A modified Chebyshev Picard iteration method is proposed for solving orbit propagation initial/boundary value problems. Cosine sampling techniques, known as Chebyshev-Gauss-Lobatto (CGL) nodes, are used to reduce Runge’s phenomenon that plagues many series approximations. The key benefit of using the CGL data sampling is that the nodal points are distributed nonuniformly, with dense sampling at the beginning and ending times. This problem can be addressed by a nonlinear time transformation and/or by utilizing multiple time segments over an orbit. This paper suggests a method, called a multisegment method, to obtain accurate solutions overall regardless of initial states and albeit eccentricity by dividing the given orbit into two or more segments based on the true anomaly.

#### 1. Introduction

A modified Chebyshev Picard iteration (MCPI) is an iterative numerical method for approximating solutions of linear or nonlinear ordinary differential equations to obtain time histories of system state trajectories [1, 2]. In contrast to many step-by-step integrators, the MCPI algorithm approximates long arcs of the state trajectory with an iterative path approximation approach and is ideally suited to parallel computation [3]. It is well known that Picard iteration has theoretical guarantees for converging to the solution assuming the forces are continuous, once differentiable, and the solution of the differential equation is unique [4]. The rate of convergence of Picard iteration is geometric rather than quadratic for Jacobian based methods. However, given a good starting approximation, excellent efficiency is possible, and the case for parallelization provides a significant advantage [5, 6].
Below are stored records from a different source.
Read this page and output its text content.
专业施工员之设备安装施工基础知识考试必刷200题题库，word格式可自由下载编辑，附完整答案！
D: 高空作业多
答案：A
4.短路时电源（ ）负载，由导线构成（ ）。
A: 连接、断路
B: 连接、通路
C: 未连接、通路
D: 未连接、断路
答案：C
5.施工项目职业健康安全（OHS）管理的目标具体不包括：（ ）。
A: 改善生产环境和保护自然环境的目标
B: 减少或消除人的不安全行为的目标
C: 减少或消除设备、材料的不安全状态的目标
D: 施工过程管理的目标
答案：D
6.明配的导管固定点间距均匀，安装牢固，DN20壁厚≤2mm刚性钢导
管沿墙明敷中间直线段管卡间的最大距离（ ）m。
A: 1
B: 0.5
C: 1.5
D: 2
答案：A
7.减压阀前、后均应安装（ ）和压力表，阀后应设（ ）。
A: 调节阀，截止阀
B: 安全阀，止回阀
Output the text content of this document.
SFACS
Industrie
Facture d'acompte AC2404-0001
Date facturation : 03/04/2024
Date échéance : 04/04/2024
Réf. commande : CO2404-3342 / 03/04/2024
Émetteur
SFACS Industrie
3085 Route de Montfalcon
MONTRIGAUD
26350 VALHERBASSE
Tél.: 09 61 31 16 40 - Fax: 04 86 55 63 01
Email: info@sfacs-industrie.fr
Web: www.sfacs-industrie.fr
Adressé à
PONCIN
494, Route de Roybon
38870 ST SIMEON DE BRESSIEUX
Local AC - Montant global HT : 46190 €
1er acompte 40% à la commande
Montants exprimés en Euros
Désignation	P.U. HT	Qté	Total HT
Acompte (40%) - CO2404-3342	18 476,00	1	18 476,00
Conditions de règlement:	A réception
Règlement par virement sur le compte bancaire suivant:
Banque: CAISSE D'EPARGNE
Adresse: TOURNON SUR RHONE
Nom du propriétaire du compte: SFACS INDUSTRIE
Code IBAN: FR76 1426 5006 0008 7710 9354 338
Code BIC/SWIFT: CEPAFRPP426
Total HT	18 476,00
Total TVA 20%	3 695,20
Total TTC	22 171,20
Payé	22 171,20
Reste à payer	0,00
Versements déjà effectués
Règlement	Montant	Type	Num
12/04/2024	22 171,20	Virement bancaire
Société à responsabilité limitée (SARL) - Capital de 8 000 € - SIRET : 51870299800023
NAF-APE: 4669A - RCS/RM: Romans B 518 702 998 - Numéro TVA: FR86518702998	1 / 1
Orthogonal Chebyshev polynomials are used as basis functions during each path iteration, and the integrations of Picard iteration are then performed analytically. The orthogonality of the Chebyshev basis functions implies that the least-square approximations can be computed to arbitrary precision without a matrix inversion; the coefficients are conveniently and robustly computed from discrete inner products [7]. Similar approximation approaches that use Legendre polynomials can be utilized, but the authors obtain slightly better results because the starting and ending points of the fits are not sampled as densely as the MCPI algorithm, and importantly the location of the nodes for the Chebyshev basis functions is computed exactly without iterations. The MCPI algorithm utilizes a vector-matrix framework for computational efficiency. Additionally, all Chebyshev coefficients and integrand function evaluations are independent, meaning that they can be simultaneously computed in parallel for further decreased computational costs [3].

For the MCPI algorithm, the cosine sampling techniques, known as Chebyshev-Gauss-Lobatto (CGL) nodes [8], are utilized to reduce Runge’s phenomenon. The Runge phenomenon is a problem of oscillation at the edges of an interval that occurs when using polynomial interpolation with polynomials of high degree [9]. Since dense sample points are distributed at the beginning and ending locations, less accurate solutions are usually obtained where sample points are more uniformly distributed [10].

For the most extreme counterexample, let us consider an unperturbed two-body problem, where the initial position is not located near the periapsis. Obviously, large errors can be observed near the periapsis due to sparse sample points where the dynamics are most nonlinear, yet we waste the dense sample points at apoapsis when the problem is most linear as shown in Figure 1.